Born on 14 March 1859 in Mexico City, Mexico, Matilde Petra Montoya Lafragua was brought up as though an only child, following the death of her sister.
Montoya always showed an interest in studying, having learnt how to read and write when she was just four years old. She was strongly encouraged by her mother, Soledad Lafragua, to pursue the educational opportunities that she had herself lacked. With her mother’s consistent support, Montoya completed her primary education at 12 years old. As she was too young for secondary school, she was denied entry and her mother continued her education privately.
Eager to pursue a medical career, Montoya enrolled as a trainee midwife in Mexico’s School of Obstetrics and Midwifery, affiliated with the National School of Medicine, at only 13 years of age. She practised in a hospital in the Southern Mexican city of San Andres Cholula, but was temporarily forced to abandon this path due to the money troubles faced by her family following the death of her father.
Montoya ultimately obtained her midwifery qualification at the age of 16 by completing her training at a maternity home in the state of Puebla that cared for unmarried mothers. She began working as a surgeon’s assistant and took private classes in anatomy to complete her midwifery studies, which had only focused on the female reproductive system.

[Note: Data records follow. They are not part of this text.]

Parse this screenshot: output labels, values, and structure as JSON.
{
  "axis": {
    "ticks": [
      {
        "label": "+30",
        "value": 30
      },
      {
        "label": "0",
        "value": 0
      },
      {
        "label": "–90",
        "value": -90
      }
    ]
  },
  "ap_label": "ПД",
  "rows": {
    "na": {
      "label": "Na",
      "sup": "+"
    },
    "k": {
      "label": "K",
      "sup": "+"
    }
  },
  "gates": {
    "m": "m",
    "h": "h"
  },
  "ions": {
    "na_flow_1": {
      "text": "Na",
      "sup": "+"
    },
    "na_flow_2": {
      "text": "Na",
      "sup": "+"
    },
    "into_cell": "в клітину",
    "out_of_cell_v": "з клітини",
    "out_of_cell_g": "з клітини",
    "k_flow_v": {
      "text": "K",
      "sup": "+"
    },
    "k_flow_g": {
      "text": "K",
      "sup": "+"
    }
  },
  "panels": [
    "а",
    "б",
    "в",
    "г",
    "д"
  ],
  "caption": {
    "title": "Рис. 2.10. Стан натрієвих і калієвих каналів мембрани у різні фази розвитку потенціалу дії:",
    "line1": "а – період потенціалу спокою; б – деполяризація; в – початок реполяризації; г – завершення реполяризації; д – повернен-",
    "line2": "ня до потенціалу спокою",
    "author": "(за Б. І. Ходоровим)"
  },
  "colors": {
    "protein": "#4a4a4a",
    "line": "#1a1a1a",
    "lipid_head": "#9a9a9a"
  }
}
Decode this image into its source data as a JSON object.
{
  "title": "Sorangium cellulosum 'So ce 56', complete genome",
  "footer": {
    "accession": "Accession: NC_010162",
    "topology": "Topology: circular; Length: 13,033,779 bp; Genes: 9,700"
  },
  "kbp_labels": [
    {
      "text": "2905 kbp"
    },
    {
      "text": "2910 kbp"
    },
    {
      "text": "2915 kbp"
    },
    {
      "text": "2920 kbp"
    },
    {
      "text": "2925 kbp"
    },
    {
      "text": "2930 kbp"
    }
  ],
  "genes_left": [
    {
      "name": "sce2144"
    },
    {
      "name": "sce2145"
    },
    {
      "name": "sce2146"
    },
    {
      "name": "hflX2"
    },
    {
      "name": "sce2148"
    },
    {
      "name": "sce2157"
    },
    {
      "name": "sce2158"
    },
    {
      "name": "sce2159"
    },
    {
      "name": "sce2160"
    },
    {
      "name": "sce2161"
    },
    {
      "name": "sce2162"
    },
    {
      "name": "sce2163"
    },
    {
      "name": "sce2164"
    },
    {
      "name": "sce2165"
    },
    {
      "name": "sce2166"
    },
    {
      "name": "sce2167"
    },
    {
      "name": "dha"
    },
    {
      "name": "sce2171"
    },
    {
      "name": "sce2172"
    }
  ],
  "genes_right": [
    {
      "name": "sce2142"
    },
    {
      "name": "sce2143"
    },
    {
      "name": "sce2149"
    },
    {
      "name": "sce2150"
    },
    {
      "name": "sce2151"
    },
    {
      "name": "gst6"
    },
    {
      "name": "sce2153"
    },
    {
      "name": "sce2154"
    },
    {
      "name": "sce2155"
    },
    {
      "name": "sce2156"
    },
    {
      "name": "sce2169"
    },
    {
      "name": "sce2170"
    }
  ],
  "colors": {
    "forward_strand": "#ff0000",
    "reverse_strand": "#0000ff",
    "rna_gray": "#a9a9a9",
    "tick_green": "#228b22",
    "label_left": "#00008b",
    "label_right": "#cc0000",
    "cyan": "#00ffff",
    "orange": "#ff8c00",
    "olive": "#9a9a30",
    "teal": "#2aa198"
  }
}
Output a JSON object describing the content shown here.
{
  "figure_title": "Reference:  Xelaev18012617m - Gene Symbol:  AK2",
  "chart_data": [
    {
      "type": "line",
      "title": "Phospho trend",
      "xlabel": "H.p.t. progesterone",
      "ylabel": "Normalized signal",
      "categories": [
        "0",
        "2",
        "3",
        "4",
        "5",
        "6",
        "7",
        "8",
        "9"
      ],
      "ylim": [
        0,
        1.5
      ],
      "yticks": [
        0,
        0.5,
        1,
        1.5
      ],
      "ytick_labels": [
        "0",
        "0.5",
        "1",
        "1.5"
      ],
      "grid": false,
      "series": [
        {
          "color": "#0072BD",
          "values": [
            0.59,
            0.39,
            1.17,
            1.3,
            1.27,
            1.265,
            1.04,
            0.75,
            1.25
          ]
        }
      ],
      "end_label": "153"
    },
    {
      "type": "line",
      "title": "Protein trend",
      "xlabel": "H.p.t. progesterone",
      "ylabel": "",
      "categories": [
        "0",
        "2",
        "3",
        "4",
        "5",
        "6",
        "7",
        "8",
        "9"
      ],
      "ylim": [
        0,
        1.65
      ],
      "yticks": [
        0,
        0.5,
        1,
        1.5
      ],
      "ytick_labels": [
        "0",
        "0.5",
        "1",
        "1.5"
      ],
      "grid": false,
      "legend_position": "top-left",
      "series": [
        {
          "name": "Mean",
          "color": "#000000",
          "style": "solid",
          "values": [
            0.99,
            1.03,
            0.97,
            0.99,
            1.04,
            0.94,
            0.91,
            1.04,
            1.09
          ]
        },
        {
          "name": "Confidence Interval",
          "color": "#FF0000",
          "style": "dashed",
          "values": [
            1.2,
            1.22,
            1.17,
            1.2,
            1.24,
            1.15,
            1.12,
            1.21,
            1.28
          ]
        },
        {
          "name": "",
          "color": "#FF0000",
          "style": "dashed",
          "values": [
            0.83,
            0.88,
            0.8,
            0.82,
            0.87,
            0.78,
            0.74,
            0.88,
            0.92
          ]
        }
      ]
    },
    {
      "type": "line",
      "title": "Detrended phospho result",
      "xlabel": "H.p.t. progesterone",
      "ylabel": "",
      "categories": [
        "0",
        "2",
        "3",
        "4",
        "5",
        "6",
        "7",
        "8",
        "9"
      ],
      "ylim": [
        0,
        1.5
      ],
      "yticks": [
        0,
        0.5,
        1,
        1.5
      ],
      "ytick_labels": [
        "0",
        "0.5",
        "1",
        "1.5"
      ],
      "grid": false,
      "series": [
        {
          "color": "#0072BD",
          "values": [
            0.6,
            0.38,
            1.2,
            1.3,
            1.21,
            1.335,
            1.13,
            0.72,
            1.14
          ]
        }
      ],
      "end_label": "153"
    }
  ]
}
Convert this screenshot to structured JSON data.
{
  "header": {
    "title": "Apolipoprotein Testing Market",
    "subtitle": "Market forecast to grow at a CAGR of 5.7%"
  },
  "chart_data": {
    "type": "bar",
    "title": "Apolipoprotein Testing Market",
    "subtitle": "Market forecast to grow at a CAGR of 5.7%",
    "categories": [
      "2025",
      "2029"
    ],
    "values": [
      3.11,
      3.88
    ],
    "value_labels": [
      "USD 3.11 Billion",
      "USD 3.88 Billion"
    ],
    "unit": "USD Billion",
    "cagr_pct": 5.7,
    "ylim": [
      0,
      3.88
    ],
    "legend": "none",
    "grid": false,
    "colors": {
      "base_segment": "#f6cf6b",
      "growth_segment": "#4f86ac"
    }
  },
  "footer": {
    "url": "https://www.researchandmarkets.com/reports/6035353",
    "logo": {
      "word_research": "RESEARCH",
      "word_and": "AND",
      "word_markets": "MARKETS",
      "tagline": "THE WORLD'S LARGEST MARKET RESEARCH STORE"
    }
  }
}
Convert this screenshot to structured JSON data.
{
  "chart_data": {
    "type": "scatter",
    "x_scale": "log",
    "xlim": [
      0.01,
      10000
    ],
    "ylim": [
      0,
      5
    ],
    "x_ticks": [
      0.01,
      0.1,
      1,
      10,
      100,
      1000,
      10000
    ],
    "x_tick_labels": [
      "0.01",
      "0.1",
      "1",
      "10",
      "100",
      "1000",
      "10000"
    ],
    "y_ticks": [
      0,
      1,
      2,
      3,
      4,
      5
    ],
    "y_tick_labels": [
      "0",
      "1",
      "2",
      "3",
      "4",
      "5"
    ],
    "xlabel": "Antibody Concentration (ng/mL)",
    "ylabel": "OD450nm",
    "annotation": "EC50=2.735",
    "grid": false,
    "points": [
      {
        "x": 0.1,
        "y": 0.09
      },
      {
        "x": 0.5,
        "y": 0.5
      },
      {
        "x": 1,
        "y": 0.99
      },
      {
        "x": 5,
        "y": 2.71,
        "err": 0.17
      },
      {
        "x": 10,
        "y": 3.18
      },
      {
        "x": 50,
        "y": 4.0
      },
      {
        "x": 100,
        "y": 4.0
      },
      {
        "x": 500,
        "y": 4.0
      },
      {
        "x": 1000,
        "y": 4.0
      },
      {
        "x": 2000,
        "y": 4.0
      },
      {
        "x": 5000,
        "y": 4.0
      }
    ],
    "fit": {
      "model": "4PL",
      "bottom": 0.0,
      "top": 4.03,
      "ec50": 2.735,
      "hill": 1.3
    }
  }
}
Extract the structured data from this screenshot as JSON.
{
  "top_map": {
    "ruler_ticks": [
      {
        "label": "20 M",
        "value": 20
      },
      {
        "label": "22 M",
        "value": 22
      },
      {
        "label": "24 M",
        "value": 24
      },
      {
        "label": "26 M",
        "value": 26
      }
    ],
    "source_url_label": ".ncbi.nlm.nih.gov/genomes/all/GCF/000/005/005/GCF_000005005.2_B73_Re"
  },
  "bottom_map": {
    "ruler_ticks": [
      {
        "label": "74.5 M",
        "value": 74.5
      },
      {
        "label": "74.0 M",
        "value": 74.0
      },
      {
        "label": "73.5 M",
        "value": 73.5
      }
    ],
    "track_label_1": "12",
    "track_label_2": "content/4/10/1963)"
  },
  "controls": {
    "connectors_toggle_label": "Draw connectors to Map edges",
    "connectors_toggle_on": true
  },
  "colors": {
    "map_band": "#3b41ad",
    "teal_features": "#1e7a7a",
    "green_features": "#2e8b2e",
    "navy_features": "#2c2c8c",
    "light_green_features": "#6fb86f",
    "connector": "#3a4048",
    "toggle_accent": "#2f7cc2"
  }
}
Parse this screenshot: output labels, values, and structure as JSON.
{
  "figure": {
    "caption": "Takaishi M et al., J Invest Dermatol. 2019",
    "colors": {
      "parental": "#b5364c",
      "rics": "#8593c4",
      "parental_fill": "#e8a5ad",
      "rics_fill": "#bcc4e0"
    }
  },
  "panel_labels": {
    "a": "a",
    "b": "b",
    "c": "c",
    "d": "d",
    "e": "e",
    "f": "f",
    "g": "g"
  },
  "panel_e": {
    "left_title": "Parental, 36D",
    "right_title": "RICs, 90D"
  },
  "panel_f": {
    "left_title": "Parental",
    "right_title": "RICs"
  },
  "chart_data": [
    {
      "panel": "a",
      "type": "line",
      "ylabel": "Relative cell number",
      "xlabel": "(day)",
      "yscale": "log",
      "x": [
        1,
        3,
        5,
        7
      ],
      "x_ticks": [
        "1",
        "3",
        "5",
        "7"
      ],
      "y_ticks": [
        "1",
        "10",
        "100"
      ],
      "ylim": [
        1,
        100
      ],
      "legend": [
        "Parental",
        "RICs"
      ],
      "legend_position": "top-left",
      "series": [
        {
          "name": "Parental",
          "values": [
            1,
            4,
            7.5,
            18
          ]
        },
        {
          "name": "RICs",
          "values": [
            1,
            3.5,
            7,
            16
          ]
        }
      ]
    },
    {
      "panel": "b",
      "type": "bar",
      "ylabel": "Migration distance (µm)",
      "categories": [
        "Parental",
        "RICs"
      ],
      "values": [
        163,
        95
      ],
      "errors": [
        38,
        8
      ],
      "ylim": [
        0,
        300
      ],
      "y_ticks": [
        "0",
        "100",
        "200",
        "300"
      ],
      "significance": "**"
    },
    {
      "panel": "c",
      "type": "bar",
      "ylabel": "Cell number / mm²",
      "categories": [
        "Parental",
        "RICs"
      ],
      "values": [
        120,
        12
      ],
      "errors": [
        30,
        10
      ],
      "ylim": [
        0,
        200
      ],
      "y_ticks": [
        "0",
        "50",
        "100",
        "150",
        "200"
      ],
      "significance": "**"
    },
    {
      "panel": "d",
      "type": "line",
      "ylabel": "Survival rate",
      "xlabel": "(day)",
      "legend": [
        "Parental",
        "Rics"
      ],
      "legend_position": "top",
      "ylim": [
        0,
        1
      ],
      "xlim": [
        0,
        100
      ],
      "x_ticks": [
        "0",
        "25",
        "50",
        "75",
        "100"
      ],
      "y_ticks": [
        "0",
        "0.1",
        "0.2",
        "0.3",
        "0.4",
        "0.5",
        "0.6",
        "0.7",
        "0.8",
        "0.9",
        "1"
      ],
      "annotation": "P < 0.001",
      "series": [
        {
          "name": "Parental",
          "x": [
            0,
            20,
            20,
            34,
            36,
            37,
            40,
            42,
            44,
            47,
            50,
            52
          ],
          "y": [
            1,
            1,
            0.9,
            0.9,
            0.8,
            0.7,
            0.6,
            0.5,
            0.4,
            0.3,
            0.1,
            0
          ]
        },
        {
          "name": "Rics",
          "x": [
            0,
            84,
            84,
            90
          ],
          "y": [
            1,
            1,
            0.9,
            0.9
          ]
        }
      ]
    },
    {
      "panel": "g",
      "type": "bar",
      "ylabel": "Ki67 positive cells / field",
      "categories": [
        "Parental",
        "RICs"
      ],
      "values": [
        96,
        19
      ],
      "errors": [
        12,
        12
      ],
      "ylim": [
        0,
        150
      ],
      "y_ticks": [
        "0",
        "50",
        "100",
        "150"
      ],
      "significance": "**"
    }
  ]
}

Despite her success as a midwife, and being popular with her patients, Montoya received abuse from some male doctors who thought it ‘unnatural’ for a woman to work in medicine. At the time, it was not possible for women to train as doctors in Mexico, which was a right that women were laboriously starting to win across the world: Elizabeth Garrett Anderson had just become Britain’s first female doctor ten years before 1865. Montoya’s critics orchestrated a campaign against her in local newspapers with reports describing her as ‘an indecent and dangerous woman who pretends to become a doctor’.
Undeterred, Montoya applied to the National School of Medicine in Mexico City. Although her first application was rejected, she was finally accepted at 24 years old by the institution’s principal, Francisco Ortega. Her acceptance was met with hostility from the university, with some surgeons and students attempting to make her leave on the grounds that the school referred to ‘alumnos’ (male students), and not ‘alumnas’ (female students). These objections led to her removal from the school, and she was forbidden from continuing her studies.
Montoya took matters into her own hands and wrote a letter to the President of Mexico, Porfirio Díaz, requesting that she be reinstated at the school. Diaz, an advocate for middle- and upper-class women’s rights to education, instructed authorities at the university to allow her to continue her studies.
By persisting – and resisting the constraints put on her as a woman – Montoya graduated from medical school in 1887 and became the first female doctor in Mexico. Recognition for her achievements finally came with this event. Díaz and his wife, for example, attended her graduation ceremony to congratulate Montoya and the press acknowledged her as the first ‘medica’ (the word for a female doctor in Spanish) in Mexico.
Montoya practiced medicine until the end of her life, specialising in gynaecology and paediatrics. She operated two private surgeries in Mexico City, charging patients only what they could afford. She provided services to pregnant women and treated what she called ‘diseases of the waist’ (what we would call gynaecological surgical cases).
Montoya continued advocating for equal access to education for women. While she was shunned by medical associations and academics, which only accepted men, she represented Mexico at the Second Pan American Conference of Women in 1923 in Mexico City and in 1925 she co-founded the Mexican Association of Female Doctors with Dr Aurora Uribe, a young Mexican doctor.
Montoya died in Mexico City in 1939 at the age of 79. She never married but did adopt four children. She paved the way for Mexican women to access professional higher education and pursue a career in medicine. Her legacy lies in the further 83 women that had graduated from Mexico’s principal medical school at the National Autonomous University of Mexico (UNAM) in Mexico City by 1937 and that in 2018, over 68% of students in the faculty of medicine were women. Today, women represent over 40% of the Mexican medical workforce, and 80% of nurses.
Today, Montoya is commemorated by a bust in the courtyard of the Ministry of Health. The citation reads “Matilde P Montoya, example of tenacity in the pursuit of what for some was a ridiculous dream… she opened the way to science for Mexican women at the end of the last century”.